Every site you look apon has something inspired form somewhere else, it’s very rare that you come across a truly unique site!

But this company get its client based on it’s standards coding, which by the looks of it they aint even able to do!

Colly said on September 3, 2004 10:40 AM

I think Andy’s last comment was aimed at wrapping this issue up. Emote have conducted themselves well since the outcry, realise what they’ve done, and are sorry. It doesn’t excuse the issue, but I agree with Andy - let’s now give them time to start afresh and leave off hammering any more nails in. They’ve got the message…

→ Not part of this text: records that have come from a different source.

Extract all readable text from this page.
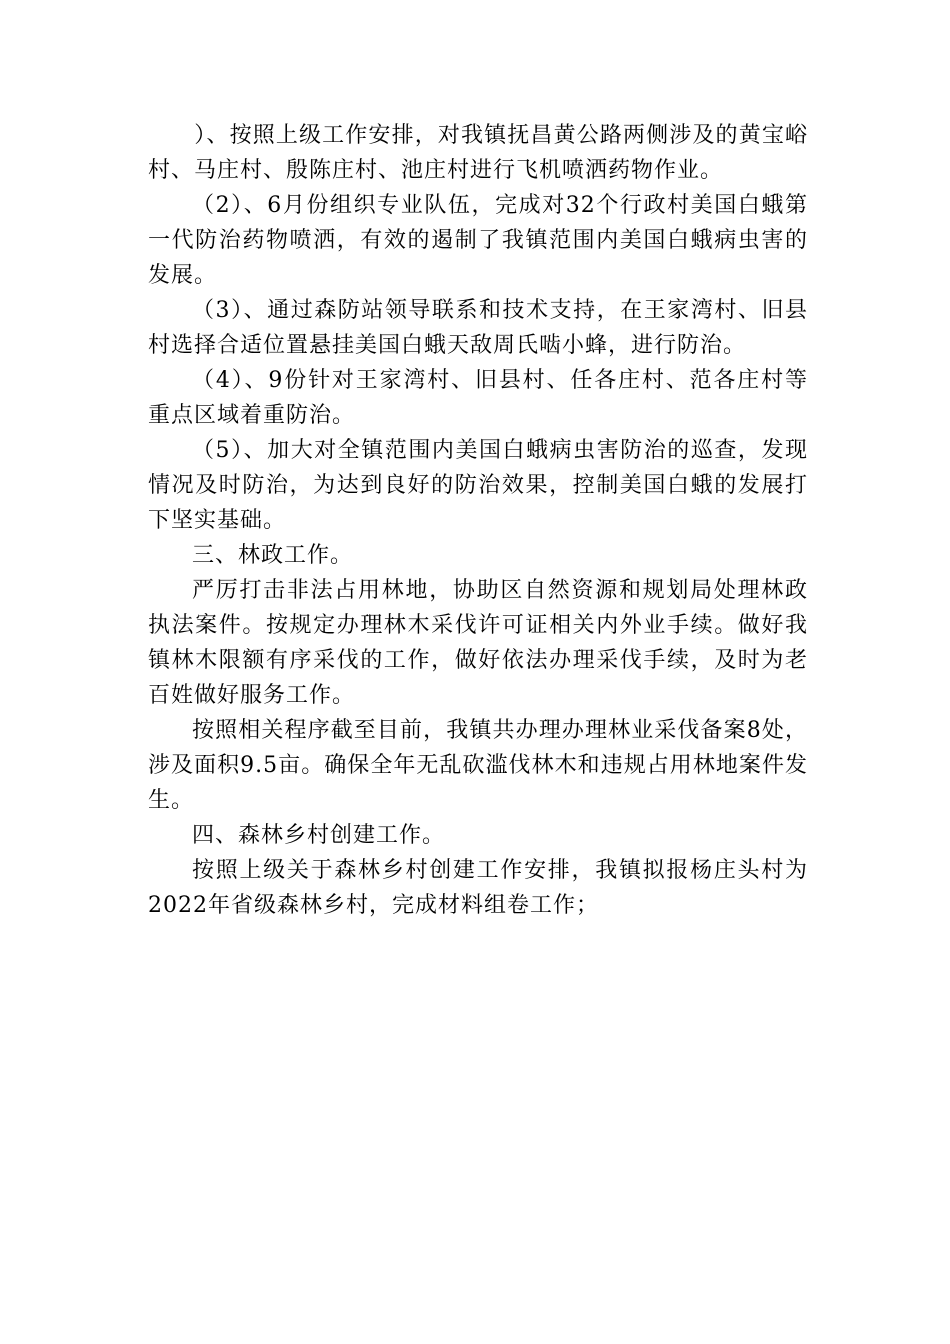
　　）、按照上级工作安排，对我镇抚昌黄公路两侧涉及的黄宝峪村、马庄村、殷陈庄村、池庄村进行飞机喷洒药物作业。

（2）、6月份组织专业队伍，完成对32个行政村美国白蛾第一代防治药物喷洒，有效的遏制了我镇范围内美国白蛾病虫害的发展。

（3）、通过森防站领导联系和技术支持，在王家湾村、旧县村选择合适位置悬挂美国白蛾天敌周氏啮小蜂，进行防治。

（4）、9份针对王家湾村、旧县村、任各庄村、范各庄村等重点区域着重防治。

（5）、加大对全镇范围内美国白蛾病虫害防治的巡查，发现情况及时防治，为达到良好的防治效果，控制美国白蛾的发展打下坚实基础。

三、林政工作。

严厉打击非法占用林地，协助区自然资源和规划局处理林政执法案件。按规定办理林木采伐许可证相关内外业手续。做好我镇林木限额有序采伐的工作，做好依法办理采伐手续，及时为老百姓做好服务工作。

按照相关程序截至目前，我镇共办理办理林业采伐备案8处，涉及面积9.5亩。确保全年无乱砍滥伐林木和违规占用林地案件发生。

四、森林乡村创建工作。

按照上级关于森林乡村创建工作安排，我镇拟报杨庄头村为2022年省级森林乡村，完成材料组卷工作；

anne parouty said on September 3, 2004 11:04 AM

Dear Andy

I would like to thank you for your very understanding approach to a terrible breach of professionalism. I do assure you that it will not happen again. Both Sakab and myself are sick in our stomachs at what has happened. Our work is important to us. We feel we have a lot to make up and thank you for giving us the chance to do that.

anne parouty

Andy Budd said on September 10, 2004 8:08 AM

OK folks,

I think we can safely say that this thread has run it’s course. I generally don’t like deleting comments but I don’t think the last few posts haven’t been particularly helpful. The offending site has been removed, the people in question have apologised and thanks to all your emails, I doubt very much they’ll be doing this kind of thing soon. Especially as a search on the term design thieves now brings up the Emote site in 3rd place on, straight after this post.